I know I have been all over the place here, and a very long post. I hope there is something that might be helpful to you. Oh and re the gym...when u have joined in the past, do you stick with it and feel like you get your $$ out of the membership? I was just thinking you might want to get a pedometer and walk, or bike, or do the Couch to 5K jogging plan, exercise DVD's....other cheap methods of exercise..when you feel good about that, or see yourself successful there, (for free, or little expense) then join the gym? But if the gym is what works for you and you can afford it, then by all means dearie!!
You can make this change to nutritional eating! You are strong, you are worth it!!
Chrissy
Sorry, I see I missed a post that addressed some of my comments...Wii, market, how u do at the gym, etc.
go girl. :)
Chrissy
I have been having husband trouble the whole time I have been losing weight... The only advice I can give you is that you need to cook what is good for YOU, and if he (they) don't like it- they can be hungry or cook their own shit. That is what happened with my husband and I- after a few weeks of him either picking at the meal I made, or having to make his own he happily eats the fresh, warm food I provide for us every night. YOU HAVE TO PROTECT AND TAKE CARE OF YOURSELF FIRST!
If he makes a huge shit meal again don't eat it and make your own (just like you would want him to do).

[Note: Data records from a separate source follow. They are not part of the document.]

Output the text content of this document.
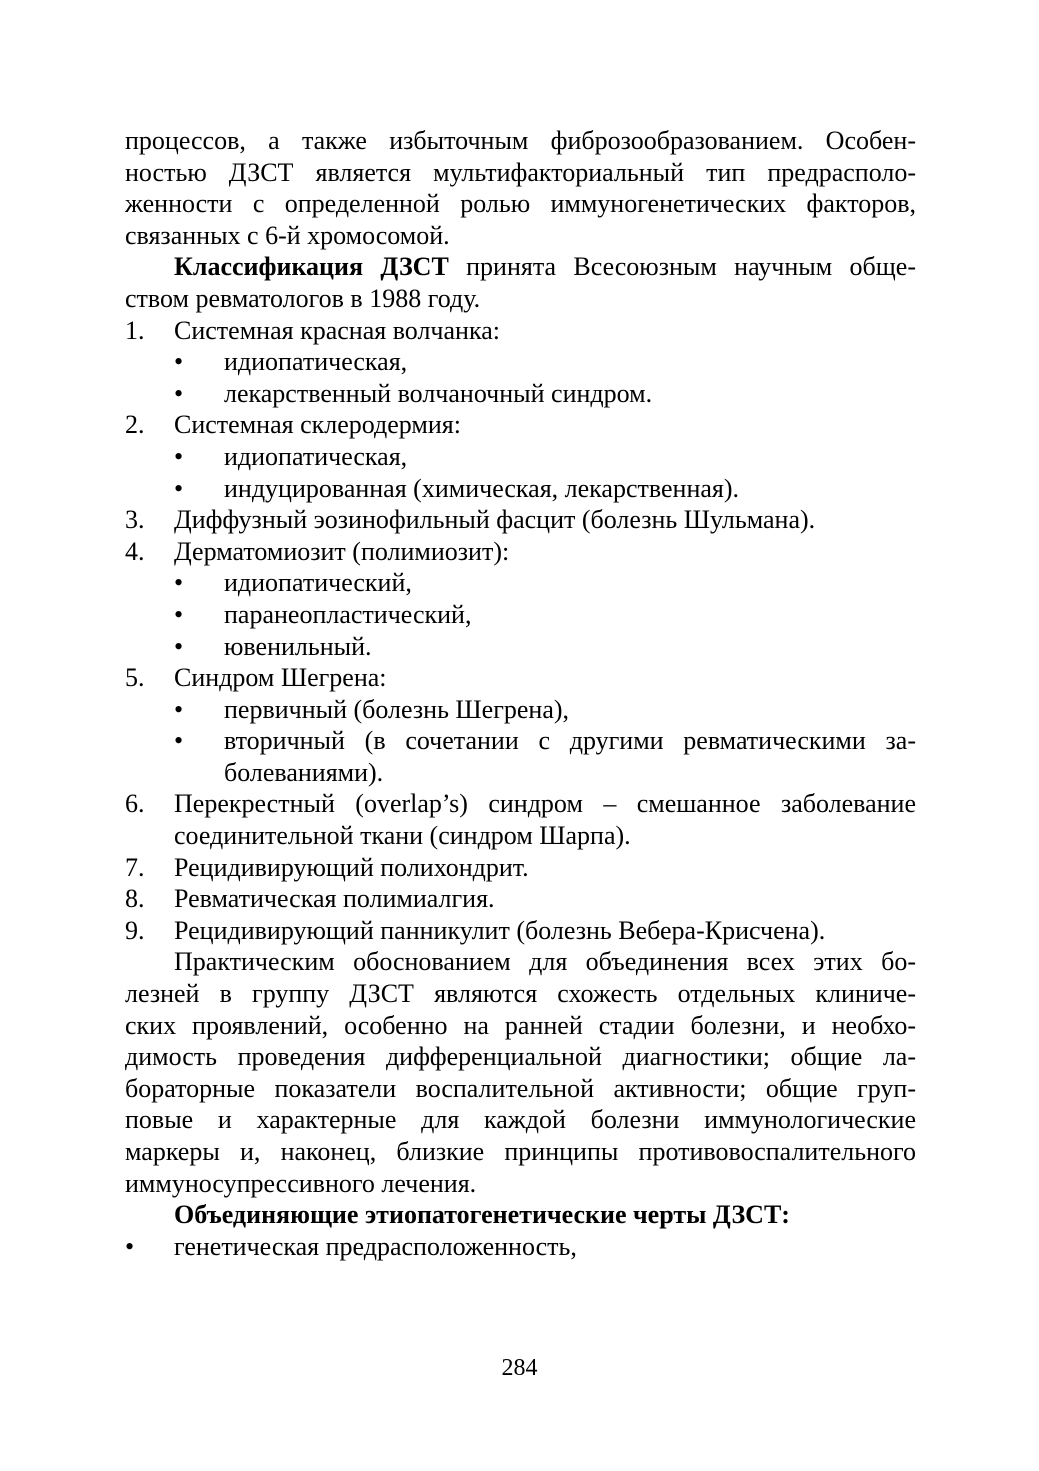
процессов, а также избыточным фиброзообразованием. Особен-
ностью ДЗСТ является мультифакториальный тип предрасполо-
женности с определенной ролью иммуногенетических факторов,
связанных с 6-й хромосомой.
Классификация ДЗСТ принята Всесоюзным научным обще-
ством ревматологов в 1988 году.
1. Системная красная волчанка:
• идиопатическая,
• лекарственный волчаночный синдром.
2. Системная склеродермия:
• идиопатическая,
• индуцированная (химическая, лекарственная).
3. Диффузный эозинофильный фасцит (болезнь Шульмана).
4. Дерматомиозит (полимиозит):
• идиопатический,
• паранеопластический,
• ювенильный.
5. Синдром Шегрена:
• первичный (болезнь Шегрена),
• вторичный (в сочетании с другими ревматическими за-
болеваниями).
6. Перекрестный (overlap’s) синдром – смешанное заболевание
соединительной ткани (синдром Шарпа).
7. Рецидивирующий полихондрит.
8. Ревматическая полимиалгия.
9. Рецидивирующий панникулит (болезнь Вебера-Крисчена).
Практическим обоснованием для объединения всех этих бо-
лезней в группу ДЗСТ являются схожесть отдельных клиниче-
ских проявлений, особенно на ранней стадии болезни, и необхо-
димость проведения дифференциальной диагностики; общие ла-
бораторные показатели воспалительной активности; общие груп-
повые и характерные для каждой болезни иммунологические
маркеры и, наконец, близкие принципы противовоспалительного
иммуносупрессивного лечения.
Объединяющие этиопатогенетические черты ДЗСТ:
• генетическая предрасположенность,
284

Period. Don't compromise your goals for someone else- if you do it will be one of those regrets...
Carrie - you have full control of yourself (ONLY). You cannot control if he goes on a diet or not or if he chooses to eat better or not. BUT, chances are if he sees you starting to lose weight, he's going to want in. He's going to want to do what you are doing.
Just hang in there. It would be wonderful to have his support, but in the end -- you don't need it to succeed. You can make it with or without his help. You don't have to make him understand how hard it is.
You have all of us. :o) We'll root you on. Now, don't give up. Believe me, you don't want to waste the rest of your 20s being unhappy in your own skin.